Morto nel 2017, prima di poter assistere ai nuovi Truly Roaring Twenties, come amo chiamarli, Fisher incarnava perfettamente ciò che Gramsci descriveva un secolo fa tra le colonne del suo “Ordine Nuovo”. K-Punk era il perfetto intellettuale di sinistra: un “pessimista della ragione” ma pure un “ottimista della volontà”, in piena regola con quella perenne e generale sensazione di malinconica sconfitta che adorna le spoglie sale della gauche universale. Ciononostante, è uno spirito critico ciò che ci lasciano libri come il suo; la voglia di capire tra le righe cosa ci stanno davvero urlando gli eventi. Ma soprattutto vi è un tacito invito a non fermarci di fronte alle apparenze di questo ingombrante Leviatano, multiforme e contraddittorio. Quel famoso “volto umano”, lo stesso delle filantropie disinteressate, della “democrazia esportata” e del greenwashing, il capitale l’ha voluto stropicciare senza troppe remore negli ultimi anni, come abbiamo avuto ben modo di vedere in Palestina, in Ucraina e in molti altri luoghi intrisi di sangue giovane ed innocente. Ma tutto va avanti, come sempre, giusto? L’apoteosi della sicurezza e l’epidemia dell’insicurezza:
“Via i guanti bianchi. È il Realismo a parlare. Voi continuate pure a consumare e non preoccupatevi del resto”.
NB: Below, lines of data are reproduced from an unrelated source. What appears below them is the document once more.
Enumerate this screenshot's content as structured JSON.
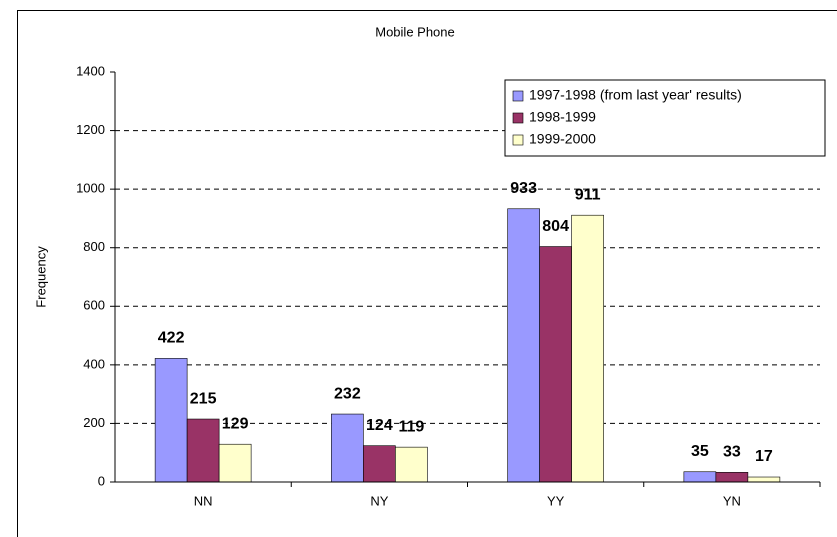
{
  "chart_data": {
    "type": "bar",
    "title": "Mobile Phone",
    "y_label": "Frequency",
    "categories": [
      "NN",
      "NY",
      "YY",
      "YN"
    ],
    "series": [
      {
        "name": "1997-1998 (from last year' results)",
        "color": "#9999ff",
        "values": [
          422,
          232,
          933,
          35
        ]
      },
      {
        "name": "1998-1999",
        "color": "#993366",
        "values": [
          215,
          124,
          804,
          33
        ]
      },
      {
        "name": "1999-2000",
        "color": "#ffffcc",
        "values": [
          129,
          119,
          911,
          17
        ]
      }
    ],
    "ylim": [
      0,
      1400
    ],
    "yticks": [
      0,
      200,
      400,
      600,
      800,
      1000,
      1200,
      1400
    ],
    "grid": true,
    "legend": "top-right",
    "data_labels": true
  }
}
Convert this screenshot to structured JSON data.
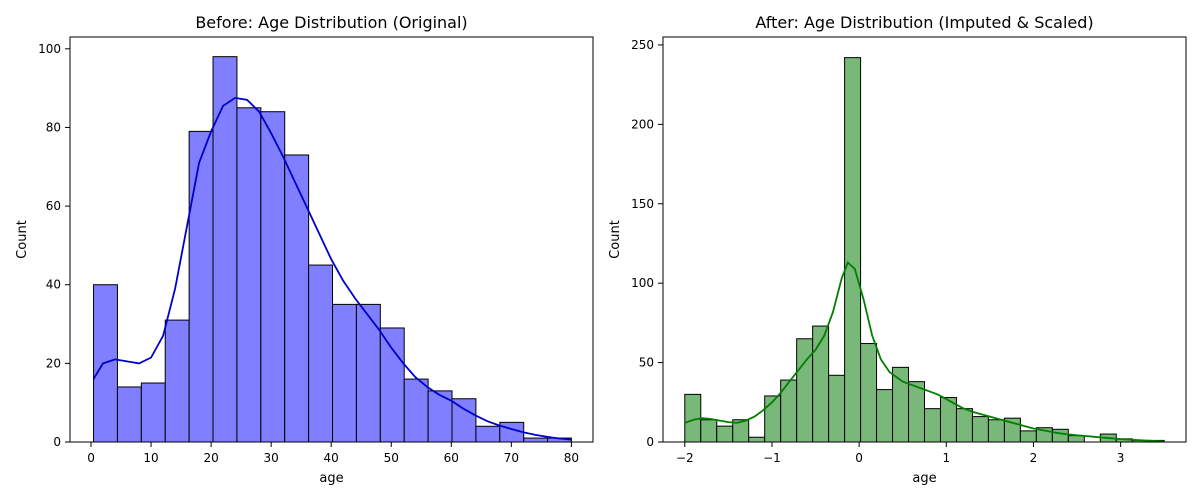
{
  "chart_data": [
    {
      "type": "histogram",
      "title": "Before: Age Distribution (Original)",
      "xlabel": "age",
      "ylabel": "Count",
      "xlim": [
        -3.5,
        83.6
      ],
      "ylim": [
        0,
        103
      ],
      "xticks": [
        0,
        10,
        20,
        30,
        40,
        50,
        60,
        70,
        80
      ],
      "yticks": [
        0,
        20,
        40,
        60,
        80,
        100
      ],
      "bar_color": "#7f7fff",
      "kde_color": "#0000cc",
      "bins": [
        {
          "x0": 0.42,
          "x1": 4.4,
          "count": 40
        },
        {
          "x0": 4.4,
          "x1": 8.38,
          "count": 14
        },
        {
          "x0": 8.38,
          "x1": 12.36,
          "count": 15
        },
        {
          "x0": 12.36,
          "x1": 16.34,
          "count": 31
        },
        {
          "x0": 16.34,
          "x1": 20.32,
          "count": 79
        },
        {
          "x0": 20.32,
          "x1": 24.3,
          "count": 98
        },
        {
          "x0": 24.3,
          "x1": 28.28,
          "count": 85
        },
        {
          "x0": 28.28,
          "x1": 32.26,
          "count": 84
        },
        {
          "x0": 32.26,
          "x1": 36.24,
          "count": 73
        },
        {
          "x0": 36.24,
          "x1": 40.22,
          "count": 45
        },
        {
          "x0": 40.22,
          "x1": 44.2,
          "count": 35
        },
        {
          "x0": 44.2,
          "x1": 48.18,
          "count": 35
        },
        {
          "x0": 48.18,
          "x1": 52.16,
          "count": 29
        },
        {
          "x0": 52.16,
          "x1": 56.14,
          "count": 16
        },
        {
          "x0": 56.14,
          "x1": 60.12,
          "count": 13
        },
        {
          "x0": 60.12,
          "x1": 64.1,
          "count": 11
        },
        {
          "x0": 64.1,
          "x1": 68.08,
          "count": 4
        },
        {
          "x0": 68.08,
          "x1": 72.06,
          "count": 5
        },
        {
          "x0": 72.06,
          "x1": 76.04,
          "count": 1
        },
        {
          "x0": 76.04,
          "x1": 80.0,
          "count": 1
        }
      ],
      "kde": [
        [
          0.4,
          16
        ],
        [
          2,
          20
        ],
        [
          4,
          21
        ],
        [
          6,
          20.5
        ],
        [
          8,
          20
        ],
        [
          10,
          21.5
        ],
        [
          12,
          27
        ],
        [
          14,
          39
        ],
        [
          16,
          55
        ],
        [
          18,
          71
        ],
        [
          20,
          79
        ],
        [
          22,
          85.5
        ],
        [
          24,
          87.5
        ],
        [
          26,
          87
        ],
        [
          28,
          84
        ],
        [
          30,
          78.5
        ],
        [
          32,
          72.5
        ],
        [
          34,
          66
        ],
        [
          36,
          59.5
        ],
        [
          38,
          53
        ],
        [
          40,
          46.5
        ],
        [
          42,
          41
        ],
        [
          44,
          36.5
        ],
        [
          46,
          32.5
        ],
        [
          48,
          28.5
        ],
        [
          50,
          24
        ],
        [
          52,
          20
        ],
        [
          54,
          16.5
        ],
        [
          56,
          14
        ],
        [
          58,
          12
        ],
        [
          60,
          10.5
        ],
        [
          62,
          8.5
        ],
        [
          64,
          6.8
        ],
        [
          66,
          5.3
        ],
        [
          68,
          4.2
        ],
        [
          70,
          3.3
        ],
        [
          72,
          2.5
        ],
        [
          74,
          1.8
        ],
        [
          76,
          1.3
        ],
        [
          78,
          0.9
        ],
        [
          80,
          0.6
        ]
      ]
    },
    {
      "type": "histogram",
      "title": "After: Age Distribution (Imputed & Scaled)",
      "xlabel": "age",
      "ylabel": "Count",
      "xlim": [
        -2.25,
        3.75
      ],
      "ylim": [
        0,
        255
      ],
      "xticks": [
        -2,
        -1,
        0,
        1,
        2,
        3
      ],
      "xtick_labels": [
        "−2",
        "−1",
        "0",
        "1",
        "2",
        "3"
      ],
      "yticks": [
        0,
        50,
        100,
        150,
        200,
        250
      ],
      "bar_color": "#78b878",
      "kde_color": "#008000",
      "bins": [
        {
          "x0": -2.0,
          "x1": -1.8167,
          "count": 30
        },
        {
          "x0": -1.8167,
          "x1": -1.6333,
          "count": 14
        },
        {
          "x0": -1.6333,
          "x1": -1.45,
          "count": 10
        },
        {
          "x0": -1.45,
          "x1": -1.2667,
          "count": 14
        },
        {
          "x0": -1.2667,
          "x1": -1.0833,
          "count": 3
        },
        {
          "x0": -1.0833,
          "x1": -0.9,
          "count": 29
        },
        {
          "x0": -0.9,
          "x1": -0.7167,
          "count": 39
        },
        {
          "x0": -0.7167,
          "x1": -0.5333,
          "count": 65
        },
        {
          "x0": -0.5333,
          "x1": -0.35,
          "count": 73
        },
        {
          "x0": -0.35,
          "x1": -0.1667,
          "count": 42
        },
        {
          "x0": -0.1667,
          "x1": 0.0167,
          "count": 242
        },
        {
          "x0": 0.0167,
          "x1": 0.2,
          "count": 62
        },
        {
          "x0": 0.2,
          "x1": 0.3833,
          "count": 33
        },
        {
          "x0": 0.3833,
          "x1": 0.5667,
          "count": 47
        },
        {
          "x0": 0.5667,
          "x1": 0.75,
          "count": 38
        },
        {
          "x0": 0.75,
          "x1": 0.9333,
          "count": 21
        },
        {
          "x0": 0.9333,
          "x1": 1.1167,
          "count": 28
        },
        {
          "x0": 1.1167,
          "x1": 1.3,
          "count": 21
        },
        {
          "x0": 1.3,
          "x1": 1.4833,
          "count": 16
        },
        {
          "x0": 1.4833,
          "x1": 1.6667,
          "count": 14
        },
        {
          "x0": 1.6667,
          "x1": 1.85,
          "count": 15
        },
        {
          "x0": 1.85,
          "x1": 2.0333,
          "count": 7
        },
        {
          "x0": 2.0333,
          "x1": 2.2167,
          "count": 9
        },
        {
          "x0": 2.2167,
          "x1": 2.4,
          "count": 8
        },
        {
          "x0": 2.4,
          "x1": 2.5833,
          "count": 4
        },
        {
          "x0": 2.5833,
          "x1": 2.7667,
          "count": 0
        },
        {
          "x0": 2.7667,
          "x1": 2.95,
          "count": 5
        },
        {
          "x0": 2.95,
          "x1": 3.1333,
          "count": 2
        },
        {
          "x0": 3.1333,
          "x1": 3.3167,
          "count": 1
        },
        {
          "x0": 3.3167,
          "x1": 3.5,
          "count": 1
        }
      ],
      "kde": [
        [
          -2.0,
          12
        ],
        [
          -1.9,
          14
        ],
        [
          -1.8,
          15
        ],
        [
          -1.7,
          14.5
        ],
        [
          -1.6,
          13.5
        ],
        [
          -1.5,
          12.5
        ],
        [
          -1.4,
          12
        ],
        [
          -1.3,
          13.5
        ],
        [
          -1.2,
          16
        ],
        [
          -1.1,
          20
        ],
        [
          -1.0,
          25
        ],
        [
          -0.9,
          31
        ],
        [
          -0.8,
          38
        ],
        [
          -0.7,
          45
        ],
        [
          -0.6,
          52
        ],
        [
          -0.5,
          58
        ],
        [
          -0.4,
          67
        ],
        [
          -0.3,
          82
        ],
        [
          -0.2,
          103
        ],
        [
          -0.13,
          113
        ],
        [
          -0.05,
          109
        ],
        [
          0.05,
          90
        ],
        [
          0.15,
          67
        ],
        [
          0.25,
          52
        ],
        [
          0.35,
          44
        ],
        [
          0.5,
          38
        ],
        [
          0.6,
          36
        ],
        [
          0.7,
          34
        ],
        [
          0.8,
          32
        ],
        [
          0.9,
          30
        ],
        [
          1.0,
          27
        ],
        [
          1.1,
          24
        ],
        [
          1.2,
          21
        ],
        [
          1.3,
          19
        ],
        [
          1.4,
          17.5
        ],
        [
          1.5,
          16
        ],
        [
          1.6,
          14.5
        ],
        [
          1.7,
          13
        ],
        [
          1.8,
          11.5
        ],
        [
          1.9,
          10
        ],
        [
          2.0,
          8.5
        ],
        [
          2.1,
          7.5
        ],
        [
          2.2,
          6.5
        ],
        [
          2.3,
          5.5
        ],
        [
          2.4,
          4.8
        ],
        [
          2.5,
          4.2
        ],
        [
          2.6,
          3.8
        ],
        [
          2.7,
          3.3
        ],
        [
          2.8,
          2.8
        ],
        [
          2.9,
          2.3
        ],
        [
          3.0,
          1.8
        ],
        [
          3.2,
          1.2
        ],
        [
          3.4,
          0.6
        ],
        [
          3.5,
          0.4
        ]
      ]
    }
  ]
}
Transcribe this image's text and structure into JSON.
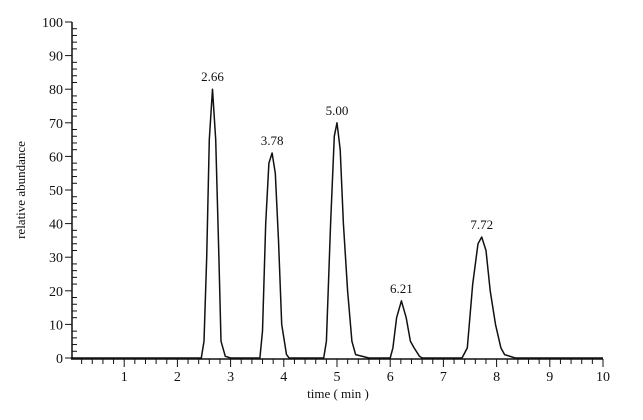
{
  "chart_data": {
    "type": "line",
    "title": "",
    "xlabel": "time ( min )",
    "ylabel": "relative abundance",
    "xlim": [
      0,
      10
    ],
    "ylim": [
      0,
      100
    ],
    "xticks": [
      1,
      2,
      3,
      4,
      5,
      6,
      7,
      8,
      9,
      10
    ],
    "yticks": [
      0,
      10,
      20,
      30,
      40,
      50,
      60,
      70,
      80,
      90,
      100
    ],
    "grid": false,
    "line_color": "#111111",
    "peaks": [
      {
        "label": "2.66",
        "x": 2.66,
        "y": 80
      },
      {
        "label": "3.78",
        "x": 3.78,
        "y": 61
      },
      {
        "label": "5.00",
        "x": 5.0,
        "y": 70
      },
      {
        "label": "6.21",
        "x": 6.21,
        "y": 17
      },
      {
        "label": "7.72",
        "x": 7.72,
        "y": 36
      }
    ],
    "series": [
      {
        "points": [
          [
            0,
            0
          ],
          [
            2.45,
            0
          ],
          [
            2.5,
            5
          ],
          [
            2.55,
            30
          ],
          [
            2.6,
            65
          ],
          [
            2.66,
            80
          ],
          [
            2.72,
            65
          ],
          [
            2.78,
            30
          ],
          [
            2.82,
            5
          ],
          [
            2.9,
            0.5
          ],
          [
            3.0,
            0
          ],
          [
            3.55,
            0
          ],
          [
            3.6,
            8
          ],
          [
            3.66,
            40
          ],
          [
            3.72,
            58
          ],
          [
            3.78,
            61
          ],
          [
            3.84,
            55
          ],
          [
            3.9,
            35
          ],
          [
            3.96,
            10
          ],
          [
            4.05,
            1
          ],
          [
            4.1,
            0
          ],
          [
            4.75,
            0
          ],
          [
            4.8,
            5
          ],
          [
            4.88,
            40
          ],
          [
            4.95,
            66
          ],
          [
            5.0,
            70
          ],
          [
            5.06,
            62
          ],
          [
            5.12,
            40
          ],
          [
            5.2,
            20
          ],
          [
            5.28,
            5
          ],
          [
            5.35,
            1
          ],
          [
            5.6,
            0
          ],
          [
            6.0,
            0
          ],
          [
            6.05,
            3
          ],
          [
            6.12,
            12
          ],
          [
            6.21,
            17
          ],
          [
            6.3,
            12
          ],
          [
            6.38,
            5
          ],
          [
            6.45,
            3
          ],
          [
            6.55,
            0.5
          ],
          [
            6.6,
            0
          ],
          [
            7.35,
            0
          ],
          [
            7.45,
            3
          ],
          [
            7.55,
            22
          ],
          [
            7.65,
            34
          ],
          [
            7.72,
            36
          ],
          [
            7.8,
            32
          ],
          [
            7.88,
            20
          ],
          [
            7.98,
            10
          ],
          [
            8.08,
            3
          ],
          [
            8.15,
            1
          ],
          [
            8.35,
            0
          ],
          [
            10,
            0
          ]
        ]
      }
    ]
  }
}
Lasciatevi contagiare, dico io. Il primo sintomo è il sorgere di un desiderio, uno di quei aneliti sinceri e calorosi, capaci di sublimarsi in un’umanità solidale verso il prossimo e in quello stesso spirito di cooperazione pragmatica di cui tanto ci vorremmo riempire le tasche. Poiché per fuggire da questa società dell’anedonia, bulimica e cauterizzata nel profondo, serverendersi conto che è più facile immaginare la fine del capitalismo che la fine della lotta, là fuori e qua dentro.